Chapter Seven
December 8, 1938
We would have some great games of baseball at these old time public schools. It was easy to get enough to have nine good players on each side. There was among the larger boys who played the following: Frank Weast, Tom Wallace, Crit Hollifield, Bud Carson, Dob and Bill Fortune, Bill Grant, Lawson Toney and Joe Philbeck and others who names do not come into my memory at present. There were quite a number of boys in their teens who were good players. William O’Brien and Columbus DePriest lived near the playground and they would very often come over at play time and join the group in a game.
I recall one day Lawson Toney was catching and someone was running in home. Toney ran in to put the ball on him. The runner ran against Toney’s hand and knocked his wrist out of joint.

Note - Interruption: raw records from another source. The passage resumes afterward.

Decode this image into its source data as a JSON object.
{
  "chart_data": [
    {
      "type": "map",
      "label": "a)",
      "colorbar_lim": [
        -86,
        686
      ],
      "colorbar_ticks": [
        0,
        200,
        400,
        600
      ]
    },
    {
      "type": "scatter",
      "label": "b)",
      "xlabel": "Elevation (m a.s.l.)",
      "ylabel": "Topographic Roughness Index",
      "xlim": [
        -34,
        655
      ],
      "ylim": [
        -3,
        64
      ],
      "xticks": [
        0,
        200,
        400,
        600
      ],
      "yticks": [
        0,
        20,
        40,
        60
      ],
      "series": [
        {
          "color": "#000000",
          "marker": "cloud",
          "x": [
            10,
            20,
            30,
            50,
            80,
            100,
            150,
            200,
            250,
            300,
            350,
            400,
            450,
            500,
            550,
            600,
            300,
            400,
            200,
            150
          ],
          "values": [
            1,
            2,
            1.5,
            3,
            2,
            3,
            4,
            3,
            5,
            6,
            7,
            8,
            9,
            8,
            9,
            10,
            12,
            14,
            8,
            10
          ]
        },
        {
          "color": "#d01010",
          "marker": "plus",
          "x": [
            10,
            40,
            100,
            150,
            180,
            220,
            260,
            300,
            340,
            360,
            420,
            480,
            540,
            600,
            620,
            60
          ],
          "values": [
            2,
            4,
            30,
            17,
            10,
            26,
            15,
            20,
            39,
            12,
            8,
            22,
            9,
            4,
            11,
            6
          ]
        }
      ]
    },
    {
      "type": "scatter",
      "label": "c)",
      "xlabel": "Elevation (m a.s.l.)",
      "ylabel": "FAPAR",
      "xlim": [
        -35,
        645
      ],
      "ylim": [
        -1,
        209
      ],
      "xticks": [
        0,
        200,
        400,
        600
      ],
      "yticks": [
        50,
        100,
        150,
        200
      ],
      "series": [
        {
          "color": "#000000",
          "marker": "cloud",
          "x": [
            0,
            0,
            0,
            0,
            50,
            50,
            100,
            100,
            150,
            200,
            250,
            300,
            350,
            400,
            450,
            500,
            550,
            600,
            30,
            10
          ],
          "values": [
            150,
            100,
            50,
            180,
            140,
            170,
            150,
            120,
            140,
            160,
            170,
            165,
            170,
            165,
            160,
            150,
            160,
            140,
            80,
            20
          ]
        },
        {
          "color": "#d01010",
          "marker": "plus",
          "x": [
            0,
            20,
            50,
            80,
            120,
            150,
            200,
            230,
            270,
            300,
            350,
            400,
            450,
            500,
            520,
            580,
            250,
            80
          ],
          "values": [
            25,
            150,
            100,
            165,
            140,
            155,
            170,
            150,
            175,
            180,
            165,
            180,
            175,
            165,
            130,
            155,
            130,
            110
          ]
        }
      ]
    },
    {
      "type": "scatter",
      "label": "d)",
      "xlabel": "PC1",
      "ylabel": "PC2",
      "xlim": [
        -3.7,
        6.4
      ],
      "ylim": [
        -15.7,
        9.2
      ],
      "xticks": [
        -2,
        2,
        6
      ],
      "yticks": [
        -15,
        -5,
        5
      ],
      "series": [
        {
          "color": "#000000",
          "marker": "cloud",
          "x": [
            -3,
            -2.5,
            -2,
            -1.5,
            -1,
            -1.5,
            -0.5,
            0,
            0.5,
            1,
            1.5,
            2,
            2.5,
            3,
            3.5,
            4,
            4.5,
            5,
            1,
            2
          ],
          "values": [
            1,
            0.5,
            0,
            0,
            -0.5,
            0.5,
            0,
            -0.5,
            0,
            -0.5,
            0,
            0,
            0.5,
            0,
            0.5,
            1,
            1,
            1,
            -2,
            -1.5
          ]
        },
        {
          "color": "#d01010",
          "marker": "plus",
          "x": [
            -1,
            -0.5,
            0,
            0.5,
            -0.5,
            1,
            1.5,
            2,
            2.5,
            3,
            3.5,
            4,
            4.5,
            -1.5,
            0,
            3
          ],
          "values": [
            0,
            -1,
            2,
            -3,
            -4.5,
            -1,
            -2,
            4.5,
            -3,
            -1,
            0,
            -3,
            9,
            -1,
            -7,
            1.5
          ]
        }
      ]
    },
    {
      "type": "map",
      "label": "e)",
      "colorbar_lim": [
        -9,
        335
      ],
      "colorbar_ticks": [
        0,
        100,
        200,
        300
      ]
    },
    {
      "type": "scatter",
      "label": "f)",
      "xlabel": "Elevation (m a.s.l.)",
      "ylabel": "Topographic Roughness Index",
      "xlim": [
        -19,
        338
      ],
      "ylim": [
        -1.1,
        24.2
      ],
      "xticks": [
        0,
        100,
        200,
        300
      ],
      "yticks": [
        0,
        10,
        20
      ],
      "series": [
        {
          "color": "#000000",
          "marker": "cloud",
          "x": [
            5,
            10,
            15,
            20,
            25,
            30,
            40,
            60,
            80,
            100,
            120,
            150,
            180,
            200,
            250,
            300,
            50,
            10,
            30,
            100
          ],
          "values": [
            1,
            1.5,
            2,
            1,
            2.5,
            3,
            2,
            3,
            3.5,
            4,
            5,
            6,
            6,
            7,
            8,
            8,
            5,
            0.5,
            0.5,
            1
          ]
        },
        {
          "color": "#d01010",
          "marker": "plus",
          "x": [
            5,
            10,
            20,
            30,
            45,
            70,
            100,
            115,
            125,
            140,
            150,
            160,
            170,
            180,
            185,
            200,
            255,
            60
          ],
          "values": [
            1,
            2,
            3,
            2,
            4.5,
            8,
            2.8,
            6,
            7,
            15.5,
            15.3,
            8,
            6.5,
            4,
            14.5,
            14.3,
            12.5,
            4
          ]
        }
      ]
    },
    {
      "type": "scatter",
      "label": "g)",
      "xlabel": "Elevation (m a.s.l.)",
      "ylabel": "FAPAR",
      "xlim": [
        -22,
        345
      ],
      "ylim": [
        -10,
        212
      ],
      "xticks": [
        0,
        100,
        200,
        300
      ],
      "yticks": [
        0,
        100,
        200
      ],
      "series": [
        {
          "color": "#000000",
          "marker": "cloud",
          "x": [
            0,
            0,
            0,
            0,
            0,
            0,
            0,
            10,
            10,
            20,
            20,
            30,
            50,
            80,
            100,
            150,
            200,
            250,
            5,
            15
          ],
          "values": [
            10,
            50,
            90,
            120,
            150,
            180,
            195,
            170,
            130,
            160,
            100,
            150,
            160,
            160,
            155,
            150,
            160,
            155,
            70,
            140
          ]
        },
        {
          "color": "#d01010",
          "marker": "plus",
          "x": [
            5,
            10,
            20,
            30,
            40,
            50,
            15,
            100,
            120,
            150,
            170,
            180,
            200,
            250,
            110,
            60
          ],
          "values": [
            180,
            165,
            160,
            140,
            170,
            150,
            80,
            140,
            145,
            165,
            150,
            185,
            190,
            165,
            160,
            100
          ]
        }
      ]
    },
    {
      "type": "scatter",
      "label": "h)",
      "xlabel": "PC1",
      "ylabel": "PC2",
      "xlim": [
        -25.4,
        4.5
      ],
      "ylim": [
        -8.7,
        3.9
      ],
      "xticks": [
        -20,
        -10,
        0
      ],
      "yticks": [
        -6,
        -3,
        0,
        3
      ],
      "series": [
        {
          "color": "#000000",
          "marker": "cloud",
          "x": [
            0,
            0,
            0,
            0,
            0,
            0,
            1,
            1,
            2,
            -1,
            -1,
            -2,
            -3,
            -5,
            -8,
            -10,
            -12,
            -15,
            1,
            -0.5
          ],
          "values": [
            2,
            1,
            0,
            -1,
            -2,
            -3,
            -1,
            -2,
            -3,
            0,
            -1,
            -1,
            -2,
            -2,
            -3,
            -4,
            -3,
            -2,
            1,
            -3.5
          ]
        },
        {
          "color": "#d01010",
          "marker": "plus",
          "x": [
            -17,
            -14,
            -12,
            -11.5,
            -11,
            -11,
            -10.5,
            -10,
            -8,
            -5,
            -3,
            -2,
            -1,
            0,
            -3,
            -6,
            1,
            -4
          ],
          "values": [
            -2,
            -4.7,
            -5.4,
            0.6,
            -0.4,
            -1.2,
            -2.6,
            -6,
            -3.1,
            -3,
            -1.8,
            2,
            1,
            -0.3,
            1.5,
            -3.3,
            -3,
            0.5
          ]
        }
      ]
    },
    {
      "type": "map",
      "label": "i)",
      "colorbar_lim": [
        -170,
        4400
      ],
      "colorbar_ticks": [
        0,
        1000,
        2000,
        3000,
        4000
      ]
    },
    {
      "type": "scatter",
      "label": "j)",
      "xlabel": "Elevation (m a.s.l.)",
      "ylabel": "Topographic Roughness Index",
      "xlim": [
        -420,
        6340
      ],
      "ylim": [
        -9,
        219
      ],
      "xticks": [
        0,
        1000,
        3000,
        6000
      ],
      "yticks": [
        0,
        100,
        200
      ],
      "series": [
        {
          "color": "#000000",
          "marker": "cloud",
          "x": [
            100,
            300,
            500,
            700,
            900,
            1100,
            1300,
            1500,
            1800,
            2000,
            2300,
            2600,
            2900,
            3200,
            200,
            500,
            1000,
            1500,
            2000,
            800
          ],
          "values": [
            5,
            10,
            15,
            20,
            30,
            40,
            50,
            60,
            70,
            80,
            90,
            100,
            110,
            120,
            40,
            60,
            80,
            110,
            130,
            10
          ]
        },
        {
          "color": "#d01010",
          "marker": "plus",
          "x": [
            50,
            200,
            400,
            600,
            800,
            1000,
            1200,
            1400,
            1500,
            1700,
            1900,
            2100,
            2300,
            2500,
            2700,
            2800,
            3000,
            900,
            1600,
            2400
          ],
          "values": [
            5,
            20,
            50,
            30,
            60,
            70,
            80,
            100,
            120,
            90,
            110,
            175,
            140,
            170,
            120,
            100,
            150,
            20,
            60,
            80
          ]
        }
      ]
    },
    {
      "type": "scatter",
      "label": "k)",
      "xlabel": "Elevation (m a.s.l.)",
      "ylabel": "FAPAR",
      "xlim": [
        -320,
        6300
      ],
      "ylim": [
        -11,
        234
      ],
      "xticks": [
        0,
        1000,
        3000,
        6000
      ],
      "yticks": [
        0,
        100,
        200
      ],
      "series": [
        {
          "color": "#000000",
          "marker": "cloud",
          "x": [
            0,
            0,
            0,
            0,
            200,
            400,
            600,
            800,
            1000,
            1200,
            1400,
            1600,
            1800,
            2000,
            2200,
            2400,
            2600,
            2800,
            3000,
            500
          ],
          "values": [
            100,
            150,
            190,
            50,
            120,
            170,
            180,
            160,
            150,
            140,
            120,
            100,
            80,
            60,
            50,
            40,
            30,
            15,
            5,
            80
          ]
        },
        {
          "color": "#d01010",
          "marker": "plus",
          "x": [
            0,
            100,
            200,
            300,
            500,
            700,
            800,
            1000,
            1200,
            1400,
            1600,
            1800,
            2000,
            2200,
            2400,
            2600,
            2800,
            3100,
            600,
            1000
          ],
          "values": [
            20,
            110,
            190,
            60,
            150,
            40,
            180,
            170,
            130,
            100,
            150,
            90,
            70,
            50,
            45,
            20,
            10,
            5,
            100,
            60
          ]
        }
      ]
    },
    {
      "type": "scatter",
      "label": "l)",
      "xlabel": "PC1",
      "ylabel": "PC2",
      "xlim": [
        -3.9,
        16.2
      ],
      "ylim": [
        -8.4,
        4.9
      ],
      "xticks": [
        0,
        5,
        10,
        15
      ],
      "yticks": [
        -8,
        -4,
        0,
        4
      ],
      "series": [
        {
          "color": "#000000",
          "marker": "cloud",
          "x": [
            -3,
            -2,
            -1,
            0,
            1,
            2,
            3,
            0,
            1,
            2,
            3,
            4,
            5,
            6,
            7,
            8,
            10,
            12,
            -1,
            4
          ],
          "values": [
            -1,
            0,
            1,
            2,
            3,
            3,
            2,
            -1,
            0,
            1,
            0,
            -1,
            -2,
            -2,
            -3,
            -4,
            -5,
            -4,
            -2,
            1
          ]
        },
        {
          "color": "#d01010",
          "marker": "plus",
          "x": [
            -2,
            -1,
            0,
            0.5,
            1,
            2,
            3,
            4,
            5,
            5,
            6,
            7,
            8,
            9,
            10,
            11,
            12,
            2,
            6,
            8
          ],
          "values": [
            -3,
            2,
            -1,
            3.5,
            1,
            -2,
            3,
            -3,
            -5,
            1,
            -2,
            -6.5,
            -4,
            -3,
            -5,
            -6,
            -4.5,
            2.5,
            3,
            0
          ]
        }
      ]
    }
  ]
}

The catcher would stand about ten steps behind the batter and let the ball strike the ground and catch it on the rebound. We played ball a little different from the rules as used now. The batter would show the pitcher where he wanted the ball and the pitcher would try to pitch it right where he wanted it. We did not have an umpire so the batter would not strike at a ball until it was placed just across the plate where he wanted it. The catcher would stand about ten steps behind the batter and let the ball strike the ground and catch it on the rebound. The pitcher would toss the ball instead of throwing it. There was a farm fence some little distance from the ball ground and the batters would try to knock the ball over the fence but Bill Fortune was about the only one that could get it over.

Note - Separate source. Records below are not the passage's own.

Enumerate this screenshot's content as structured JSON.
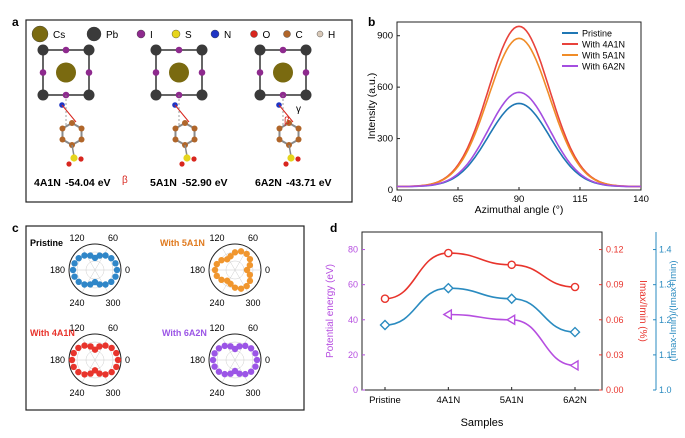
{
  "panel_labels": {
    "a": "a",
    "b": "b",
    "c": "c",
    "d": "d"
  },
  "panel_a": {
    "legend": [
      {
        "symbol": "Cs",
        "color": "#7a6a10"
      },
      {
        "symbol": "Pb",
        "color": "#3a3a3a"
      },
      {
        "symbol": "I",
        "color": "#8e2a8e"
      },
      {
        "symbol": "S",
        "color": "#e6d51c"
      },
      {
        "symbol": "N",
        "color": "#1f35c4"
      },
      {
        "symbol": "O",
        "color": "#d8261e"
      },
      {
        "symbol": "C",
        "color": "#b0662a"
      },
      {
        "symbol": "H",
        "color": "#d9c9b8"
      }
    ],
    "energies": [
      {
        "molecule": "4A1N",
        "value": "-54.04 eV"
      },
      {
        "molecule": "5A1N",
        "value": "-52.90 eV"
      },
      {
        "molecule": "6A2N",
        "value": "-43.71 eV"
      }
    ],
    "angle_labels": [
      "β",
      "γ"
    ]
  },
  "chart_data": [
    {
      "panel": "b",
      "type": "line",
      "xlabel": "Azimuthal angle (°)",
      "ylabel": "Intensity (a.u.)",
      "xlim": [
        40,
        140
      ],
      "ylim": [
        0,
        980
      ],
      "xticks": [
        40,
        65,
        90,
        115,
        140
      ],
      "yticks": [
        0,
        300,
        600,
        900
      ],
      "legend_position": "top-right",
      "series": [
        {
          "name": "Pristine",
          "color": "#1f77b4",
          "center": 90,
          "peak": 505,
          "baseline": 20,
          "sigma": 12.5
        },
        {
          "name": "With 4A1N",
          "color": "#e8433c",
          "center": 90,
          "peak": 955,
          "baseline": 20,
          "sigma": 12.5
        },
        {
          "name": "With 5A1N",
          "color": "#f08c28",
          "center": 90,
          "peak": 885,
          "baseline": 20,
          "sigma": 12.5
        },
        {
          "name": "With 6A2N",
          "color": "#a44ee0",
          "center": 90,
          "peak": 570,
          "baseline": 20,
          "sigma": 12.5
        }
      ]
    },
    {
      "panel": "c",
      "type": "scatter",
      "plots": [
        {
          "name": "Pristine",
          "color": "#2f86c8",
          "label_color": "#000000"
        },
        {
          "name": "With 5A1N",
          "color": "#f0962e",
          "label_color": "#e07a1e"
        },
        {
          "name": "With 4A1N",
          "color": "#e8342c",
          "label_color": "#e8342c"
        },
        {
          "name": "With 6A2N",
          "color": "#9b55e6",
          "label_color": "#9b55e6"
        }
      ],
      "angle_labels": [
        "120",
        "60",
        "180",
        "0",
        "240",
        "300"
      ]
    },
    {
      "panel": "d",
      "type": "line",
      "categories": [
        "Pristine",
        "4A1N",
        "5A1N",
        "6A2N"
      ],
      "xlabel": "Samples",
      "axes": [
        {
          "side": "left",
          "label": "Potential energy (eV)",
          "color": "#b64ee0",
          "ylim": [
            0,
            90
          ],
          "ticks": [
            0,
            20,
            40,
            60,
            80
          ]
        },
        {
          "side": "right-inner",
          "label": "Imax/Imin (%)",
          "color": "#e8342c",
          "ylim": [
            0,
            0.135
          ],
          "ticks": [
            "0.00",
            "0.03",
            "0.06",
            "0.09",
            "0.12"
          ]
        },
        {
          "side": "right-outer",
          "label": "(Imax-Imin)/(Imax+Imin)",
          "color": "#2a8bc0",
          "ylim": [
            1.0,
            1.45
          ],
          "ticks": [
            "1.0",
            "1.1",
            "1.2",
            "1.3",
            "1.4"
          ]
        }
      ],
      "series": [
        {
          "name": "Potential energy",
          "axis": "left",
          "color": "#b64ee0",
          "marker": "triangle",
          "values": [
            null,
            43,
            40,
            14
          ]
        },
        {
          "name": "Imax/Imin",
          "axis": "right-inner",
          "color": "#e8342c",
          "marker": "circle",
          "values": [
            0.078,
            0.117,
            0.107,
            0.088
          ]
        },
        {
          "name": "(Imax-Imin)/(Imax+Imin)",
          "axis": "right-outer",
          "color": "#2a8bc0",
          "marker": "diamond",
          "values": [
            1.185,
            1.29,
            1.26,
            1.165
          ]
        }
      ]
    }
  ]
}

Town ball was a very popular game. It was played by throwing the ball at the runner and hitting him while between bases. When he was hit and put out he did not go to bat anymore during that inning. Everyone on the side had to be put out before the other side came to bat.
When the batter hit a ball and was caught before it hit the ground, or if it was caught on the first bounce, the batter was out.

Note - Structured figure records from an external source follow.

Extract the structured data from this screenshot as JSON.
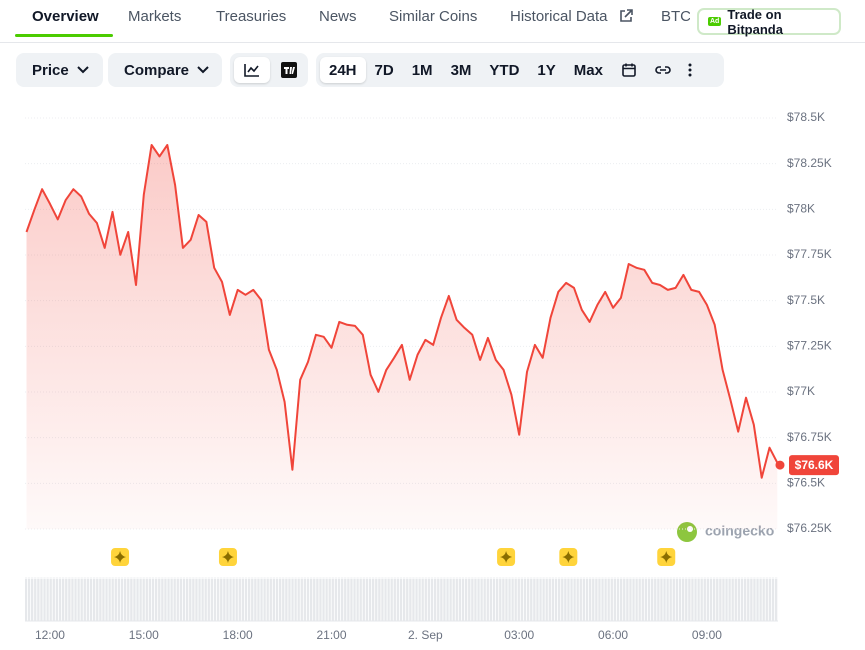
{
  "tabs": [
    "Overview",
    "Markets",
    "Treasuries",
    "News",
    "Similar Coins",
    "Historical Data",
    "BTC"
  ],
  "ad_button": {
    "badge": "Ad",
    "label": "Trade on Bitpanda"
  },
  "toolbar": {
    "price": "Price",
    "compare": "Compare",
    "ranges": [
      "24H",
      "7D",
      "1M",
      "3M",
      "YTD",
      "1Y",
      "Max"
    ]
  },
  "chart_data": {
    "type": "line",
    "x": [
      11.25,
      11.5,
      11.75,
      12,
      12.25,
      12.5,
      12.75,
      13,
      13.25,
      13.5,
      13.75,
      14,
      14.25,
      14.5,
      14.75,
      15,
      15.25,
      15.5,
      15.75,
      16,
      16.25,
      16.5,
      16.75,
      17,
      17.25,
      17.5,
      17.75,
      18,
      18.25,
      18.5,
      18.75,
      19,
      19.25,
      19.5,
      19.75,
      20,
      20.25,
      20.5,
      20.75,
      21,
      21.25,
      21.5,
      21.75,
      22,
      22.25,
      22.5,
      22.75,
      23,
      23.25,
      23.5,
      23.75,
      24,
      24.25,
      24.5,
      24.75,
      25,
      25.25,
      25.5,
      25.75,
      26,
      26.25,
      26.5,
      26.75,
      27,
      27.25,
      27.5,
      27.75,
      28,
      28.25,
      28.5,
      28.75,
      29,
      29.25,
      29.5,
      29.75,
      30,
      30.25,
      30.5,
      30.75,
      31,
      31.25,
      31.5,
      31.75,
      32,
      32.25,
      32.5,
      32.75,
      33,
      33.25,
      33.5,
      33.75,
      34,
      34.25,
      34.5,
      34.75,
      35,
      35.25
    ],
    "series": [
      {
        "name": "Price",
        "color": "#f0453a",
        "values": [
          77876,
          77997,
          78110,
          78030,
          77945,
          78050,
          78110,
          78070,
          77975,
          77925,
          77789,
          77986,
          77751,
          77876,
          77586,
          78080,
          78352,
          78290,
          78352,
          78133,
          77789,
          77833,
          77969,
          77931,
          77680,
          77603,
          77422,
          77559,
          77532,
          77559,
          77504,
          77231,
          77121,
          76946,
          76574,
          77067,
          77165,
          77313,
          77302,
          77242,
          77384,
          77368,
          77362,
          77313,
          77094,
          77001,
          77121,
          77187,
          77258,
          77067,
          77203,
          77285,
          77258,
          77406,
          77526,
          77395,
          77351,
          77313,
          77176,
          77296,
          77176,
          77121,
          76985,
          76766,
          77110,
          77258,
          77187,
          77406,
          77548,
          77597,
          77570,
          77450,
          77384,
          77477,
          77548,
          77461,
          77515,
          77701,
          77680,
          77669,
          77597,
          77586,
          77559,
          77570,
          77641,
          77559,
          77548,
          77477,
          77368,
          77121,
          76958,
          76783,
          76969,
          76821,
          76531,
          76695,
          76613
        ]
      }
    ],
    "xlim": [
      11.25,
      35.25
    ],
    "xticks": [
      {
        "value": 12,
        "label": "12:00"
      },
      {
        "value": 15,
        "label": "15:00"
      },
      {
        "value": 18,
        "label": "18:00"
      },
      {
        "value": 21,
        "label": "21:00"
      },
      {
        "value": 24,
        "label": "2. Sep"
      },
      {
        "value": 27,
        "label": "03:00"
      },
      {
        "value": 30,
        "label": "06:00"
      },
      {
        "value": 33,
        "label": "09:00"
      }
    ],
    "ylim": [
      76250,
      78500
    ],
    "yticks": [
      {
        "value": 78500,
        "label": "$78.5K"
      },
      {
        "value": 78250,
        "label": "$78.25K"
      },
      {
        "value": 78000,
        "label": "$78K"
      },
      {
        "value": 77750,
        "label": "$77.75K"
      },
      {
        "value": 77500,
        "label": "$77.5K"
      },
      {
        "value": 77250,
        "label": "$77.25K"
      },
      {
        "value": 77000,
        "label": "$77K"
      },
      {
        "value": 76750,
        "label": "$76.75K"
      },
      {
        "value": 76500,
        "label": "$76.5K"
      },
      {
        "value": 76250,
        "label": "$76.25K"
      }
    ],
    "grid": true,
    "current_price": 76600,
    "current_price_label": "$76.6K",
    "events_x": [
      14.24,
      17.69,
      26.58,
      28.57,
      31.7
    ],
    "watermark": "coingecko"
  }
}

Base was another game that was very popular and was always played in these old time schools.
Marbles was not only a popular game at school but was played more or less around most farm yards and was a very interesting game. I never see this game played anymore. I am sorry for the fellow who has never had the opportunity of attending an old time country school and living in the country on the farm a few years where they raise their own hog and hominy and live at home.
There was an old man that lived in the settlement who was a member of Mt. Harmony Baptist church. He believed in the Baptist faith so strongly that he could not see much hope for any one not connected with that denomination. One of his daughters married a man who was a member of the Methodist church, so she joined that church with her husband. This almost broke the heart of the father, so he arose in the Baptist church congregation and told them that his daughter had renounced the faith and asked them to pray for her that she might see the error of her ways and be saved.
Uncle Wilkie Harrison lived at the foot of Joshua Melton mountain, about three miles from Sunshine. He married a Miss Biggerstaff, a daughter of Kinchen Biggerstaff. Mr. Harrison was a good citizen. He reared a family of five sons and one daughter. He was an uneducated man, judged from modern day standards of literacy, being unable to read or write. He was, however, one of the community’s most substantial citizens and best of farmers and always kept good stock and that in good condition. He owned and operated a tan yard. The farmers would take their cowhides to him and have them tanned. I believe they gave one-half their hides for this service of tanning. My recollection is that it took twelve months or longer to tan a hide. From these hides were made harness leather and what was called upper leather or shoe leather. The harness leather was used for making harness, bridles, check lines and hame strings. Upper leather was used for making shoes. Fifty years ago most of the people in the county had their shoes made at home. It would take one man a day to cut out and make a pair of shoes. They would saw off a piece of maple wood about five-eights of an inch long and split it up and make shoe pegs to use in making the shoes. Children were given only a pair of shoes each year and they would last only about three months. When the boys and girls were nearly grown they would get a pair of Sunday shoes and wear them to church and public gatherings, but as soon as they had returned home they were required to pull them off and go bare-footed, or put on their everyday shoes.